Vilimsky, who is the lead candidate for his Eurosceptic party in next month’s European Parliamentary elections, has been a close ally of Hungary during his decade in Brussels.
Earlier this month in one of his last speeches before the dissolution of the current European Parliament, the Austrian MEP apologized to the citizens of Hungary for the years-long assault by the legislature’s left-wing majority against the Hungarian government solely due to its opposition to mass immigration and continuous funding of the war in Ukraine.
His parliamentary speech came just days after he attended the Conservative Political Action Conference (CPAC) in Budapest and praised Orbán for caring about the Hungarian people, unlike the European Commission. He also slammed the liberal open-door immigration policy adopted by the European Union and said most across Europe do not want the continent to “become a second Arabia or Africa.”
During his interview with the APA news agency, Vilimsky confirmed his party is against Austria leaving the European Union but wanted significant reform in Brussels, including a considerable reduction in the inflated parliament.
The EU legislature is due to grow to 720 seats after next month’s elections, significantly larger than the 435 seats that comprise the U.S. House of Representatives.

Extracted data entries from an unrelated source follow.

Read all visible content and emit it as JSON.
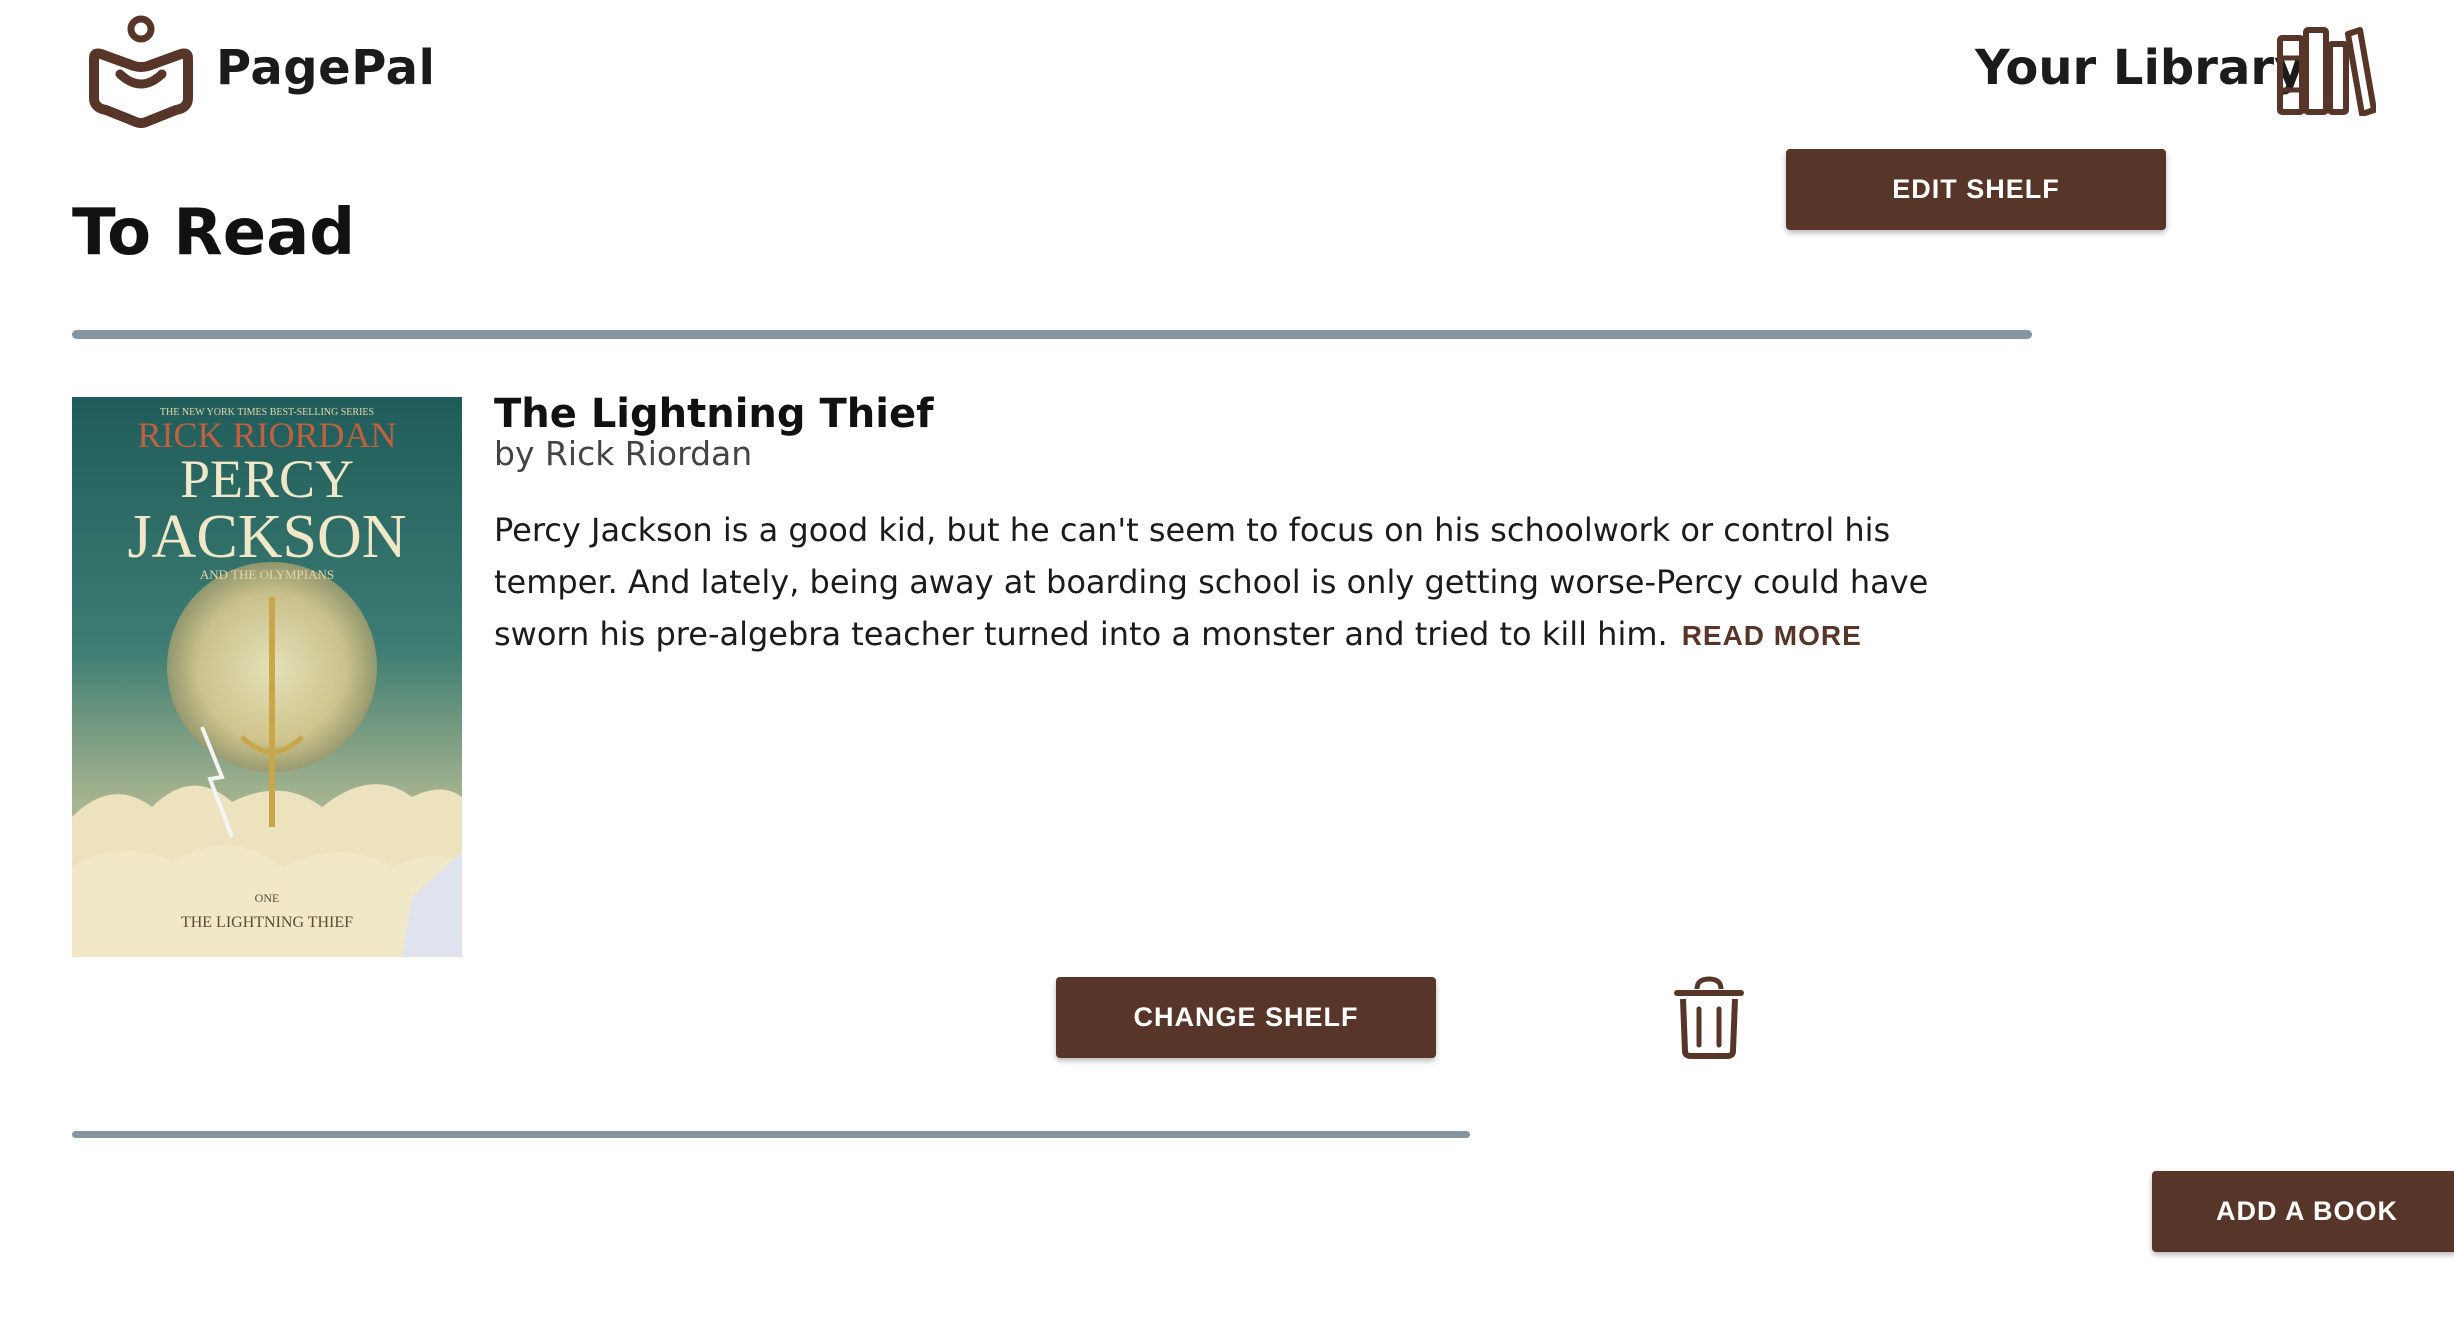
{
  "header": {
    "brand": "PagePal",
    "library_link": "Your Library",
    "logo_icon": "open-book-person-logo",
    "library_icon": "bookshelf-icon"
  },
  "shelf": {
    "title": "To Read",
    "edit_label": "EDIT SHELF",
    "add_book_label": "ADD A BOOK"
  },
  "book": {
    "title": "The Lightning Thief",
    "author": "by Rick Riordan",
    "description": "Percy Jackson is a good kid, but he can't seem to focus on his schoolwork or control his temper. And lately, being away at boarding school is only getting worse-Percy could have sworn his pre-algebra teacher turned into a monster and tried to kill him.",
    "read_more": "READ MORE",
    "change_shelf_label": "CHANGE SHELF",
    "delete_icon": "trash-icon",
    "cover": {
      "banner": "THE NEW YORK TIMES BEST-SELLING SERIES",
      "author": "RICK RIORDAN",
      "series_line1": "PERCY",
      "series_line2": "JACKSON",
      "series_sub": "AND THE OLYMPIANS",
      "book_number": "ONE",
      "book_title": "THE LIGHTNING THIEF"
    }
  },
  "colors": {
    "accent": "#573529",
    "divider": "#8795a1",
    "cover_teal": "#2f6e6b"
  }
}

“I’ve always said, let’s cut this parliament in half,” he told the news agency, adding that there is also no need for “27 (EU) commissioners to mistreat the continent.”
Vilimsky suggested that FPÖ lawmakers could propose that Austria, a net contributor to the EU budget, withhold funding to Brussels if the right reforms aren’t put in place.
“Of course, yes. Every journey begins with a first step. If I don’t say what I want and don’t do anything, I won’t achieve anything. If I stop payments, something will have to move there,” he said.
“We just want to replace people (in Brussels) because they bring the wrong content. We want to slim down the European Union, we want to bring powers back to the parliaments of the member states so that we have more direct democracy again,” he added.